A seven-count indictment filed May 10 charges Maczka and Jordan with conspiracy to commit honest services wire fraud, honest services wire fraud, conspiracy to commit bribery, and bribery concerning programs receiving federal funds.

Maczka, who is now married to Jordan, served as mayor of Richardson from May 2013 through April 2015.

The federal indictment details a series of cash payments, travel expenses, and other “things of value” from Jordan to Maczka, as well as a relationship between him and the then-married mayor — all allegedly exchanged for her favorable votes on his controversial Palisades Central mixed-use development deal:

In exchange for Maczka’s favorable support and votes regarding the Palisades Property, Jordan offered and gave to Maczka, and Maczka accepted: monetary payments, which caused interstate wire communications, payments for renovations of Maczka’s residence, luxury hotel stays, flight upgrades, meals, lucrative employment with one of Jordan’s companies that involved the Palisades Property, intimate sexual contact, and other personal benefits and things of value.

“These are the kinds of things that make the public distrust government officials,” said U.S. Attorney Joseph D. Brown. “Public servants should not be for sale, and this indictment clearly indicates that that Ms. Maczka’s vote was for sale, and Mr. Jordan certainly was willing to buy it.”

The U.S. Attorney’s Office for the Eastern District of Texas said in a statement Wednesday announcing the charges:

“Maczka, contrary to her campaign promises, supported and repeatedly voted for controversial zoning changes sought by Jordan ultimately allowing for the construction of over 1,000 new apartments in Richardson near Richardson neighborhoods.

 

“The indictment alleges that, in exchange, Jordan paid Maczka over $18,000 in cash and $40,000 by check, paid for over $24,000 in renovations to Maczka’s home, paid for Maczka’s luxury hotel stays and airfare upgrades, and provided Maczka lucrative employment at one of Jordan’s companies. According to the indictment, Maczka and Jordan failed to disclose to the public that they had coordinated to effect the zoning changes Jordan wanted and that Jordan had provided a stream of benefits to Maczka.”

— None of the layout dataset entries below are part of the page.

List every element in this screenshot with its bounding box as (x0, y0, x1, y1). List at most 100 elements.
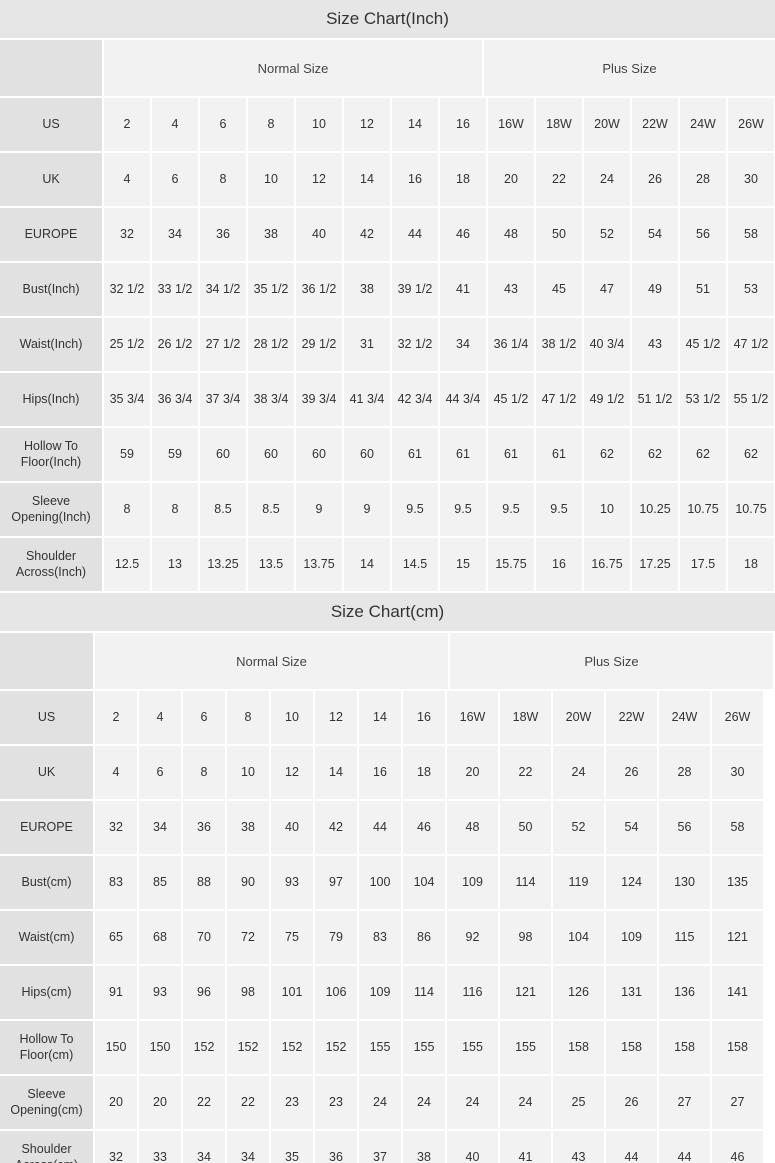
table-row: Hollow To Floor(Inch) 59 59 60 60 60 60 61 61 61 6… (0, 428, 775, 481)
table-cell: 12 (344, 98, 390, 151)
table-cell: 85 (139, 856, 181, 909)
table-row: Sleeve Opening(cm) 20 20 22 22 23 23 24 24 24 24 25… (0, 1076, 775, 1129)
table-cell: 49 (632, 263, 678, 316)
table-cell: 42 (315, 801, 357, 854)
table-cell: 158 (712, 1021, 763, 1074)
table-cell: 38 1/2 (536, 318, 582, 371)
table-cell: 41 (440, 263, 486, 316)
table-cell: 150 (139, 1021, 181, 1074)
table-cell: 98 (500, 911, 551, 964)
row-header-label: Hollow To Floor(cm) (0, 1021, 93, 1074)
table-cell: 40 3/4 (584, 318, 630, 371)
table-cell: 32 (104, 208, 150, 261)
table-cell: 38 (344, 263, 390, 316)
table-cell: 50 (536, 208, 582, 261)
table-cell: 13.5 (248, 538, 294, 591)
table-cell: 4 (95, 746, 137, 799)
table-cell: 10.75 (728, 483, 774, 536)
table-cell: 44 (392, 208, 438, 261)
table-cell: 42 3/4 (392, 373, 438, 426)
table-cell: 25 (553, 1076, 604, 1129)
table-cell: 30 (712, 746, 763, 799)
table-cell: 51 1/2 (632, 373, 678, 426)
table-cell: 8 (152, 483, 198, 536)
table-cell: 60 (344, 428, 390, 481)
table-cell: 53 1/2 (680, 373, 726, 426)
table-cell: 9 (296, 483, 342, 536)
table-cell: 155 (500, 1021, 551, 1074)
table-cell: 79 (315, 911, 357, 964)
table-row: EUROPE 32 34 36 38 40 42 44 46 48 50 52 54 56 58 (0, 208, 775, 261)
group-header-plus-size: Plus Size (484, 40, 775, 96)
table-cell: 46 (712, 1131, 763, 1163)
table-cell: 36 1/2 (296, 263, 342, 316)
table-cell: 40 (271, 801, 313, 854)
table-cell: 36 (200, 208, 246, 261)
group-header-row: Normal Size Plus Size (0, 40, 775, 96)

As part of Jordan’s Palisades deal, Maczka authorized negotiation of a 25-year, 50-percent tax rebate of up to $47 million in infrastructure costs. Richardson taxpayers are on the hook for those costs regardless of the outcome of these prosecutions.

An investigation conducted by city officials in the spring of 2015 found no evidence that Maczka violated state laws or city ethics rules. But federal investigators uncovered private emails between Maczka and Jordan regarding the Palisades project, and found Maczka omitted gifts from Jordan on official government disclosure forms and made “false and misleading statements” to Richardson City Council and the Internal Revenue Service.

Maczka ran unopposed for a second term as mayor in the May 2015 election, but announced in April that she’d accepted a job with Jordan’s development company and wouldn’t take office once elected.

The Federal Bureau of Investigation is conducting the public corruption probe. If convicted, both Maczka and Jordan face up to 20 years in federal prison.